Reporting from: Manila, Philippines
Like many places outside of the United States, business in Philippines is booming, with unique opportunities based on the country’s English proficiency and cultural similarities to the west. Yet as always, it’s important to know the pitfalls.
If you’re open to living in Asia, getting second residency in the Philippines isn’t a bad option. For westerners used to certain standards, parts of Manila and the rest of the country will feel just like home. It offers a tropical climate, English proficiency, and some of the lowest prices among similar areas in the region.
There’s a McDonald’s and Wendy’s seemingly on every block, and cheap food abounds even at the American-style chain restaurants that fill the huge number of malls throughout Manila. If you love fresh tropical fruit, you’d love it here. Outside of Manila, the Philippines are home to some of the world’s best beaches – some say even better than Thailand.
The good news is that you don’t have to start a business, nor do you need a boatload of cash to earn residence here, unlike some other places. While Hong Kong’s resident visa program offers among the most flexible options for parking your investment, their requirement is a steep US$1.3 million, and has gone up once already.
Meanwhile, here in the Philippines, you can avail yourself of a number of programs for as little as a few thousand dollars plus fees; even lower if you wish to start a business.
For example, I recently met with the leaders of the Special Investor Resident Visa (SIRV) program here in Manila. SIRV allows you to invest money in Filipino equities or a local company provided they fall into one of more than a dozen categories the government is looking to grow. These mainly include services, construction, tourism, and similar industries.
The process is relatively straightforward with application response times of a few weeks.
The required investment to participate in the SIRV program is US$75,000. You’ll start by moving your money into one or both of the two government-owned banks which help administer the program. They typically don’t open accounts for non-residents, but make an exception for SIRV participants.
Then, you have six months to invest the money in accordance with the program rules. The government body that runs the program isn’t some huge bureaucracy, so response times aren’t ridiculous and they seem available to assist participants to make sure your investments are suitable.
You will, of course, need to do a little homework to be part of SIRV to make sure your investments are well placed. There is a similar program specific to tourism investments that branched off from SIRV and requires only $50,000 to be invested in that industry, but it’s more convoluted and changes are being made to it over time.
Another program for those 35 years or older is the retiree investor program. Yeah, you can be retired at 35. And considering how far your money can go in the Philippines, you just might be able to do so at such a ripe age.
This program requires a bank deposit of approximately US$10,000 and an income of $1,500 a month. It’s easier if this income is in the form of a pension or some defined benefit plan, but I think you could skate by if you earned that amount in monthly interest or perhaps even through a business if you made the right arrangements.
(Keep in mind that about $250,000 in a one-year US dollar CD in a Georgian bank would provide the requisite $18,000 a year. It’s one example of how banking overseas can help further other internationalization goals.)
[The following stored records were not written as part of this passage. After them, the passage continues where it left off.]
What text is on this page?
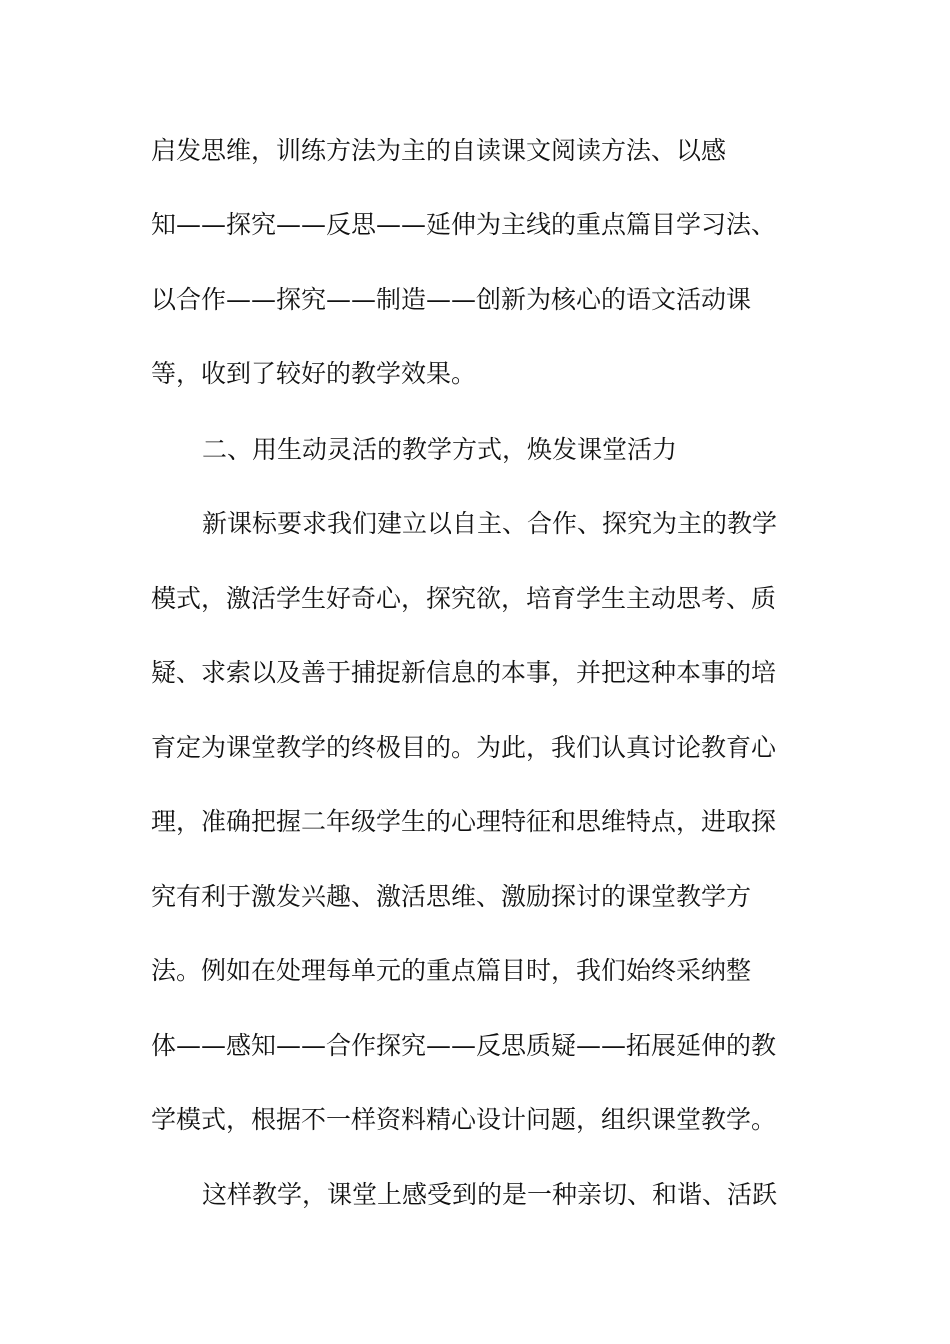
启发思维，训练方法为主的自读课文阅读方法、以感
知——探究——反思——延伸为主线的重点篇目学习法、
以合作——探究——制造——创新为核心的语文活动课
等，收到了较好的教学效果。
二、用生动灵活的教学方式，焕发课堂活力
新课标要求我们建立以自主、合作、探究为主的教学
模式，激活学生好奇心，探究欲，培育学生主动思考、质
疑、求索以及善于捕捉新信息的本事，并把这种本事的培
育定为课堂教学的终极目的。为此，我们认真讨论教育心
理，准确把握二年级学生的心理特征和思维特点，进取探
究有利于激发兴趣、激活思维、激励探讨的课堂教学方
法。例如在处理每单元的重点篇目时，我们始终采纳整
体——感知——合作探究——反思质疑——拓展延伸的教
学模式，根据不一样资料精心设计问题，组织课堂教学。
这样教学，课堂上感受到的是一种亲切、和谐、活跃
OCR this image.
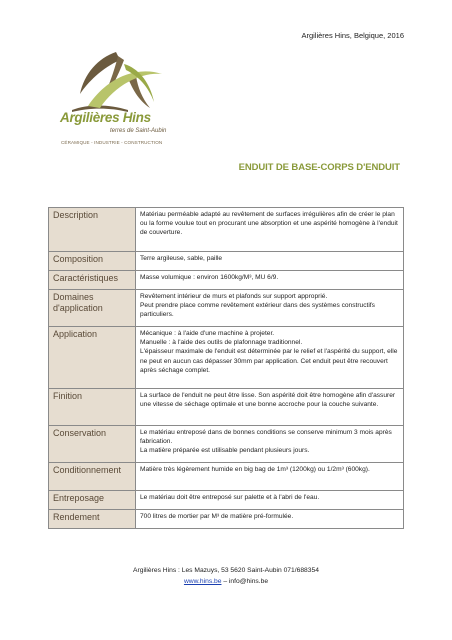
Argilières Hins, Belgique, 2016
Argilières Hins
terres de Saint-Aubin
CÉRAMIQUE - INDUSTRIE - CONSTRUCTION
ENDUIT DE BASE-CORPS D'ENDUIT
Description	Matériau perméable adapté au revêtement de surfaces irrégulières afin de créer le plan ou la forme voulue tout en procurant une absorption et une aspérité homogène à l'enduit de couverture.

Composition	Terre argileuse, sable, paille

Caractéristiques	Masse volumique : environ 1600kg/M³, MU 6/9.

Domaines d'application	Revêtement intérieur de murs et plafonds sur support approprié.
Peut prendre place comme revêtement extérieur dans des systèmes constructifs particuliers.

Application	Mécanique : à l'aide d'une machine à projeter.
Manuelle : à l'aide des outils de plafonnage traditionnel.
L'épaisseur maximale de l'enduit est déterminée par le relief et l'aspérité du support, elle ne peut en aucun cas dépasser 30mm par application. Cet enduit peut être recouvert après séchage complet.

Finition	La surface de l'enduit ne peut être lisse. Son aspérité doit être homogène afin d'assurer une vitesse de séchage optimale et une bonne accroche pour la couche suivante.

Conservation	Le matériau entreposé dans de bonnes conditions se conserve minimum 3 mois après fabrication.
La matière préparée est utilisable pendant plusieurs jours.

Conditionnement	Matière très légèrement humide en big bag de 1m³ (1200kg) ou 1/2m³ (600kg).

Entreposage	Le matériau doit être entreposé sur palette et à l'abri de l'eau.

Rendement	700 litres de mortier par M³ de matière pré-formulée.
Argilières Hins : Les Mazuys, 53 5620 Saint-Aubin 071/688354
www.hins.be – info@hins.be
There are a wide number of programs for those who want to make passive investments to relocate to the Philippines. Unfortunately, real estate investments are not really possible the way they used to be, but as I wrote last week, condo prices here are also among the lowest in Asia.
Once you get your SIRV or retiree visa approved, you are free to relocate to the Philippines for three years at a time. Your visa will be renewed for another similar period provided your investments are intact.
You don’t have to top up your balance if the value of any equities you hold drops; if you invest in a private business, their standards for reporting on your behalf are rather lax. It’s you who has to file an annual report of your holdings. Nothing too complicated.
The one downside to planting your second residence flag in the Philippines is that citizenship is hard to come by. You become eligible for naturalization after ten years, but must have knowledge of Filipino history and be able to speak Tagalog.
However, few foreigners are requesting citizenship after ten years because it’s not the easiest thing; even some officials I met at the Immigration Office are not so sure about the process.
For citizenship, you’d be better off camping out in nearby Singapore for a few years, but it’s much more expensive (many rich Singaporeans are buying property in Manila as a value play) and rumor is the government is going to clamp down even harder as demand for foreigners wanes.
That’s why the best time to start internationalizing is now.